Now that we can identify a geometric sequence, we will learn how to find the terms of a geometric sequence if we are given the first term and the common ratio. The terms of a geometric sequence can be found by beginning with the first term and multiplying by the common ratio repeatedly. For instance, if the first term of a geometric sequence is \(a_1=−2\) and the common ratio is \(r=4\), we can find subsequent terms by multiplying \(−2⋅4\) to get \(−8\) then multiplying the result \(−8⋅4\) to get \(−32\) and so on.

\(\begin{array}{ll}

a_1 = -2 \\

a_2 = (-2\cdot4) = -8 \\

a_3 = (-8\cdot4) = -32 \\

a_4 = (-32\cdot4) = -128 \\

\end{array}\)

The first four terms are \(\{–2, –8, –32, –128\}\).

How To

Given the first term and the common factor, find the first four terms of a geometric sequence.

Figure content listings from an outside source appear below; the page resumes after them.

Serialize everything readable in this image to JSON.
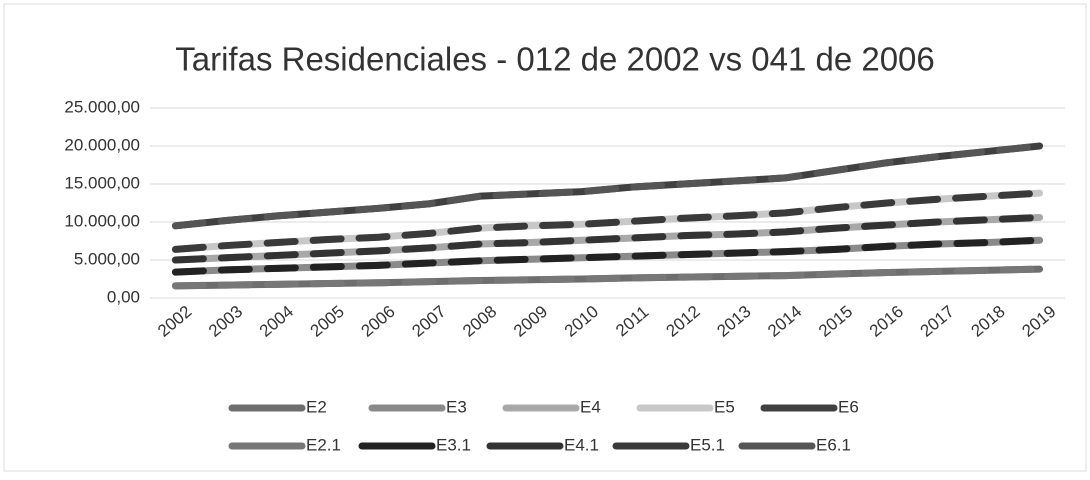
{
  "chart_data": {
    "type": "line",
    "title": "Tarifas Residenciales - 012 de 2002 vs 041 de 2006",
    "categories": [
      "2002",
      "2003",
      "2004",
      "2005",
      "2006",
      "2007",
      "2008",
      "2009",
      "2010",
      "2011",
      "2012",
      "2013",
      "2014",
      "2015",
      "2016",
      "2017",
      "2018",
      "2019"
    ],
    "series": [
      {
        "name": "E2",
        "color": "#6e6e6e",
        "line_style": "solid",
        "values": [
          1600,
          1700,
          1800,
          1900,
          2000,
          2150,
          2300,
          2400,
          2500,
          2650,
          2750,
          2850,
          2950,
          3150,
          3350,
          3500,
          3650,
          3800
        ]
      },
      {
        "name": "E3",
        "color": "#8a8a8a",
        "line_style": "solid",
        "values": [
          3400,
          3700,
          3900,
          4100,
          4300,
          4600,
          4900,
          5100,
          5300,
          5500,
          5700,
          5900,
          6100,
          6400,
          6800,
          7100,
          7300,
          7600
        ]
      },
      {
        "name": "E4",
        "color": "#a8a8a8",
        "line_style": "solid",
        "values": [
          5000,
          5300,
          5600,
          5900,
          6200,
          6600,
          7100,
          7300,
          7600,
          7900,
          8200,
          8400,
          8700,
          9200,
          9600,
          10000,
          10300,
          10600
        ]
      },
      {
        "name": "E5",
        "color": "#c8c8c8",
        "line_style": "solid",
        "values": [
          6400,
          6900,
          7300,
          7700,
          8000,
          8500,
          9200,
          9500,
          9700,
          10100,
          10500,
          10800,
          11200,
          11900,
          12500,
          13000,
          13400,
          13800
        ]
      },
      {
        "name": "E6",
        "color": "#404040",
        "line_style": "solid",
        "values": [
          9500,
          10200,
          10800,
          11300,
          11800,
          12400,
          13400,
          13700,
          14000,
          14600,
          15000,
          15400,
          15800,
          16800,
          17800,
          18600,
          19300,
          20000
        ]
      },
      {
        "name": "E2.1",
        "color": "#777777",
        "line_style": "dashed",
        "values": [
          1600,
          1700,
          1800,
          1900,
          2000,
          2150,
          2300,
          2400,
          2500,
          2650,
          2750,
          2850,
          2950,
          3150,
          3350,
          3500,
          3650,
          3800
        ]
      },
      {
        "name": "E3.1",
        "color": "#222222",
        "line_style": "dashed",
        "values": [
          3400,
          3700,
          3900,
          4100,
          4300,
          4600,
          4900,
          5100,
          5300,
          5500,
          5700,
          5900,
          6100,
          6400,
          6800,
          7100,
          7300,
          7600
        ]
      },
      {
        "name": "E4.1",
        "color": "#333333",
        "line_style": "dashed",
        "values": [
          5000,
          5300,
          5600,
          5900,
          6200,
          6600,
          7100,
          7300,
          7600,
          7900,
          8200,
          8400,
          8700,
          9200,
          9600,
          10000,
          10300,
          10600
        ]
      },
      {
        "name": "E5.1",
        "color": "#3a3a3a",
        "line_style": "dashed",
        "values": [
          6400,
          6900,
          7300,
          7700,
          8000,
          8500,
          9200,
          9500,
          9700,
          10100,
          10500,
          10800,
          11200,
          11900,
          12500,
          13000,
          13400,
          13800
        ]
      },
      {
        "name": "E6.1",
        "color": "#555555",
        "line_style": "dashed",
        "values": [
          9500,
          10200,
          10800,
          11300,
          11800,
          12400,
          13400,
          13700,
          14000,
          14600,
          15000,
          15400,
          15800,
          16800,
          17800,
          18600,
          19300,
          20000
        ]
      }
    ],
    "ylim": [
      0,
      25000
    ],
    "yticks": [
      {
        "value": 0,
        "label": "0,00"
      },
      {
        "value": 5000,
        "label": "5.000,00"
      },
      {
        "value": 10000,
        "label": "10.000,00"
      },
      {
        "value": 15000,
        "label": "15.000,00"
      },
      {
        "value": 20000,
        "label": "20.000,00"
      },
      {
        "value": 25000,
        "label": "25.000,00"
      }
    ],
    "grid": true
  }
}
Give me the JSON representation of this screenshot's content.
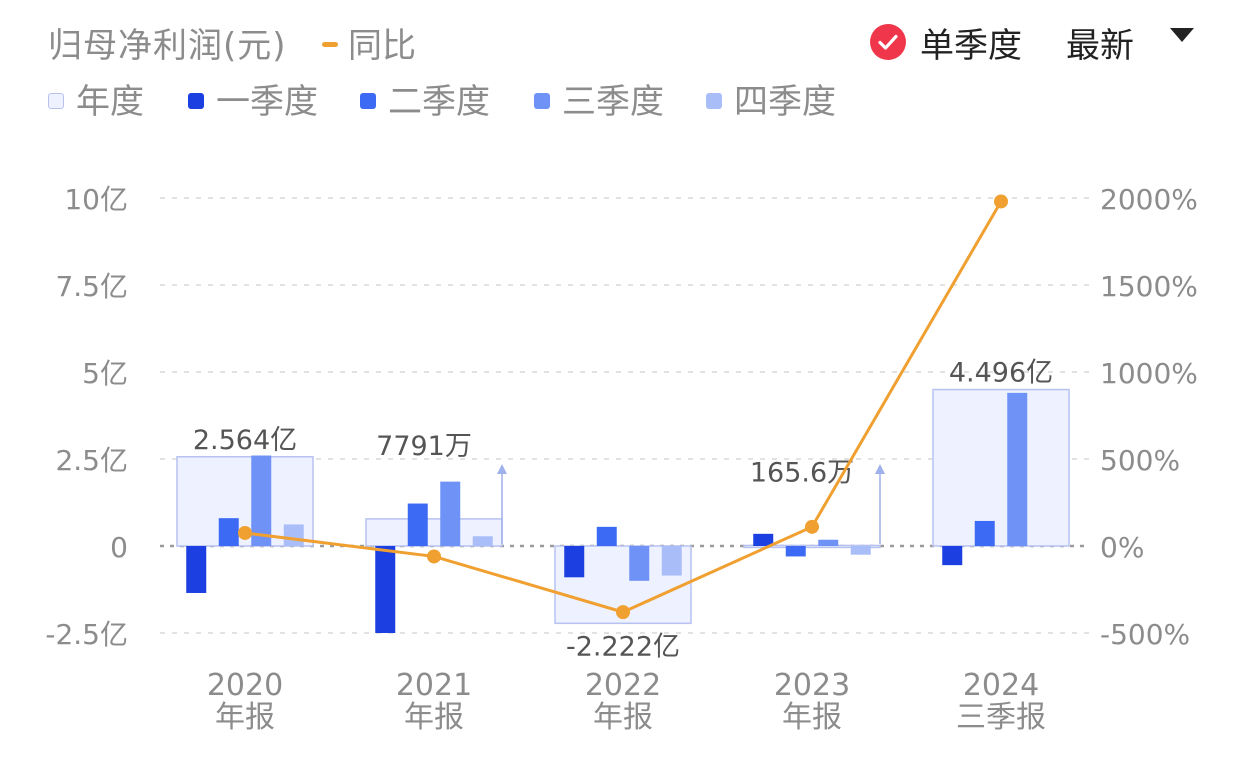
{
  "header": {
    "title": "归母净利润(元)",
    "yoy_label": "同比",
    "mode_label": "单季度",
    "sort_label": "最新"
  },
  "legend": [
    {
      "label": "年度",
      "color": "#EEF1FF",
      "border": "#B7C2F0"
    },
    {
      "label": "一季度",
      "color": "#1B3FE0"
    },
    {
      "label": "二季度",
      "color": "#3D6AF5"
    },
    {
      "label": "三季度",
      "color": "#6F92F7"
    },
    {
      "label": "四季度",
      "color": "#A9BEF9"
    }
  ],
  "colors": {
    "line": "#F0A030",
    "annual_fill": "#EEF1FF",
    "annual_stroke": "#B7C2F0",
    "q1": "#1B3FE0",
    "q2": "#3D6AF5",
    "q3": "#6F92F7",
    "q4": "#A9BEF9"
  },
  "chart_data": {
    "type": "bar",
    "categories": [
      {
        "year": "2020",
        "period": "年报"
      },
      {
        "year": "2021",
        "period": "年报"
      },
      {
        "year": "2022",
        "period": "年报"
      },
      {
        "year": "2023",
        "period": "年报"
      },
      {
        "year": "2024",
        "period": "三季报"
      }
    ],
    "annual": {
      "name": "年度",
      "values": [
        2.564,
        0.7791,
        -2.222,
        0.01656,
        4.496
      ],
      "labels": [
        "2.564亿",
        "7791万",
        "-2.222亿",
        "165.6万",
        "4.496亿"
      ]
    },
    "series": [
      {
        "name": "一季度",
        "values": [
          -1.35,
          -2.5,
          -0.9,
          0.35,
          -0.55
        ]
      },
      {
        "name": "二季度",
        "values": [
          0.8,
          1.22,
          0.55,
          -0.3,
          0.72
        ]
      },
      {
        "name": "三季度",
        "values": [
          2.6,
          1.85,
          -1.0,
          0.18,
          4.4
        ]
      },
      {
        "name": "四季度",
        "values": [
          0.62,
          0.28,
          -0.85,
          -0.25,
          null
        ]
      }
    ],
    "yoy": {
      "name": "同比",
      "values": [
        75,
        -60,
        -380,
        110,
        1980
      ]
    },
    "y_left": {
      "ticks": [
        "10亿",
        "7.5亿",
        "5亿",
        "2.5亿",
        "0",
        "-2.5亿"
      ],
      "range": [
        -2.5,
        10
      ]
    },
    "y_right": {
      "ticks": [
        "2000%",
        "1500%",
        "1000%",
        "500%",
        "0%",
        "-500%"
      ],
      "range": [
        -500,
        2000
      ]
    },
    "grid": true
  }
}
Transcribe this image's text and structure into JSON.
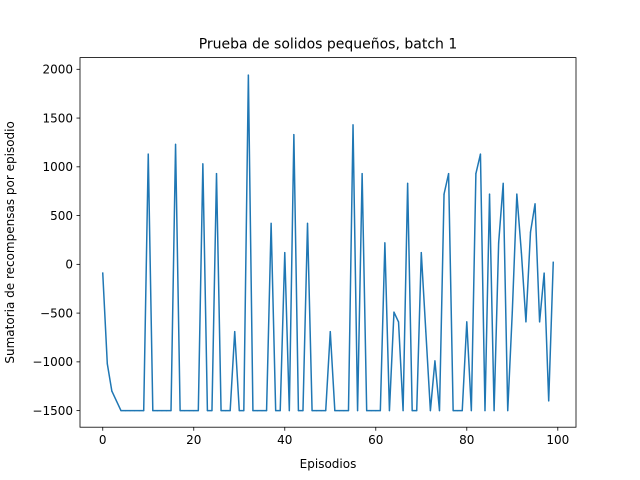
{
  "chart_data": {
    "type": "line",
    "title": "Prueba de solidos pequeños, batch 1",
    "xlabel": "Episodios",
    "ylabel": "Sumatoria de recompensas por episodio",
    "xlim": [
      -5,
      104
    ],
    "ylim": [
      -1670,
      2120
    ],
    "xticks": [
      0,
      20,
      40,
      60,
      80,
      100
    ],
    "yticks": [
      -1500,
      -1000,
      -500,
      0,
      500,
      1000,
      1500,
      2000
    ],
    "ytick_labels": [
      "−1500",
      "−1000",
      "−500",
      "0",
      "500",
      "1000",
      "1500",
      "2000"
    ],
    "grid": false,
    "series": [
      {
        "color": "#1f77b4",
        "x": [
          0,
          1,
          2,
          3,
          4,
          5,
          6,
          7,
          8,
          9,
          10,
          11,
          12,
          13,
          14,
          15,
          16,
          17,
          18,
          19,
          20,
          21,
          22,
          23,
          24,
          25,
          26,
          27,
          28,
          29,
          30,
          31,
          32,
          33,
          34,
          35,
          36,
          37,
          38,
          39,
          40,
          41,
          42,
          43,
          44,
          45,
          46,
          47,
          48,
          49,
          50,
          51,
          52,
          53,
          54,
          55,
          56,
          57,
          58,
          59,
          60,
          61,
          62,
          63,
          64,
          65,
          66,
          67,
          68,
          69,
          70,
          71,
          72,
          73,
          74,
          75,
          76,
          77,
          78,
          79,
          80,
          81,
          82,
          83,
          84,
          85,
          86,
          87,
          88,
          89,
          90,
          91,
          92,
          93,
          94,
          95,
          96,
          97,
          98,
          99
        ],
        "y": [
          -90,
          -1020,
          -1300,
          -1400,
          -1500,
          -1500,
          -1500,
          -1500,
          -1500,
          -1500,
          1130,
          -1500,
          -1500,
          -1500,
          -1500,
          -1500,
          1230,
          -1500,
          -1500,
          -1500,
          -1500,
          -1500,
          1030,
          -1500,
          -1500,
          930,
          -1500,
          -1500,
          -1500,
          -690,
          -1500,
          -1500,
          1940,
          -1500,
          -1500,
          -1500,
          -1500,
          420,
          -1500,
          -1500,
          120,
          -1500,
          1330,
          -1500,
          -1500,
          420,
          -1500,
          -1500,
          -1500,
          -1500,
          -690,
          -1500,
          -1500,
          -1500,
          -1500,
          1430,
          -1500,
          930,
          -1500,
          -1500,
          -1500,
          -1500,
          220,
          -1500,
          -490,
          -590,
          -1500,
          830,
          -1500,
          -1500,
          120,
          -690,
          -1500,
          -990,
          -1500,
          720,
          930,
          -1500,
          -1500,
          -1500,
          -590,
          -1500,
          930,
          1130,
          -1500,
          720,
          -1500,
          220,
          830,
          -1500,
          -490,
          720,
          120,
          -590,
          330,
          620,
          -590,
          -90,
          -1400,
          20
        ]
      }
    ]
  }
}
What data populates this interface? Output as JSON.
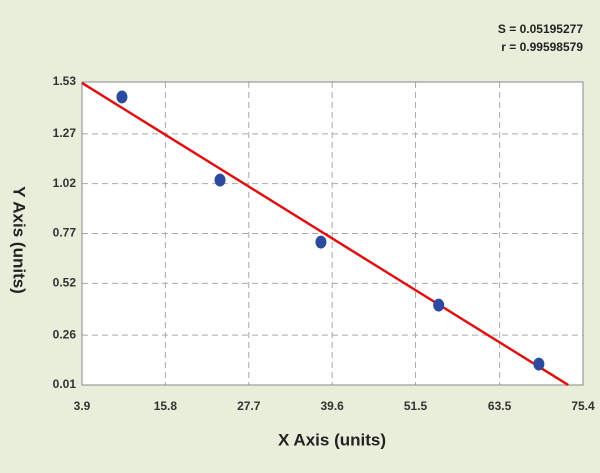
{
  "chart_data": {
    "type": "scatter",
    "annotations": [
      "S = 0.05195277",
      "r = 0.99598579"
    ],
    "x_label": "X Axis (units)",
    "y_label": "Y Axis (units)",
    "x": [
      9.6,
      23.6,
      38.0,
      54.8,
      69.1
    ],
    "values": [
      1.455,
      1.038,
      0.727,
      0.411,
      0.115
    ],
    "color": "#2b4aa0",
    "fit_line": {
      "x": [
        3.9,
        73.3
      ],
      "y": [
        1.525,
        0.01
      ],
      "color": "#e01010"
    },
    "xlim": [
      3.9,
      75.4
    ],
    "xticks": [
      3.9,
      15.8,
      27.7,
      39.6,
      51.5,
      63.5,
      75.4
    ],
    "ylim": [
      0.01,
      1.53
    ],
    "yticks": [
      0.01,
      0.26,
      0.52,
      0.77,
      1.02,
      1.27,
      1.53
    ],
    "grid": true
  }
}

1. Multiply the initial term, \(a_1\), by the common ratio to find the next term, \(a_2\).
   
2. Repeat the process, using \(a_n=a_2\) to find \(a_3\) and then \(a_3\) to find \(a_4\), until all four terms have been identified.
   
3. Write the terms separated by commons within brackets.
   

Example 2

Writing the Terms of a Geometric Sequence

List the first four terms of the geometric sequence with \(a_1=5\) and \(r=–2\).

Solution

Multiply \(a_1\) by \(−2\) to find \(a_2\). Repeat the process, using \(a_2\) to find \(a_3\), and so on.

\(\begin{array}{ll}

a_1 = 5 \\

a_2 = -2a_1 = -10 \\

a_3 = -2a_2 = 20 \\

a_4 = -2a_3 = -40 \\

\end{array}\)

Try It #3

List the first five terms of the geometric sequence with \(a_1=18\) and \(r=\frac{1}{3}\).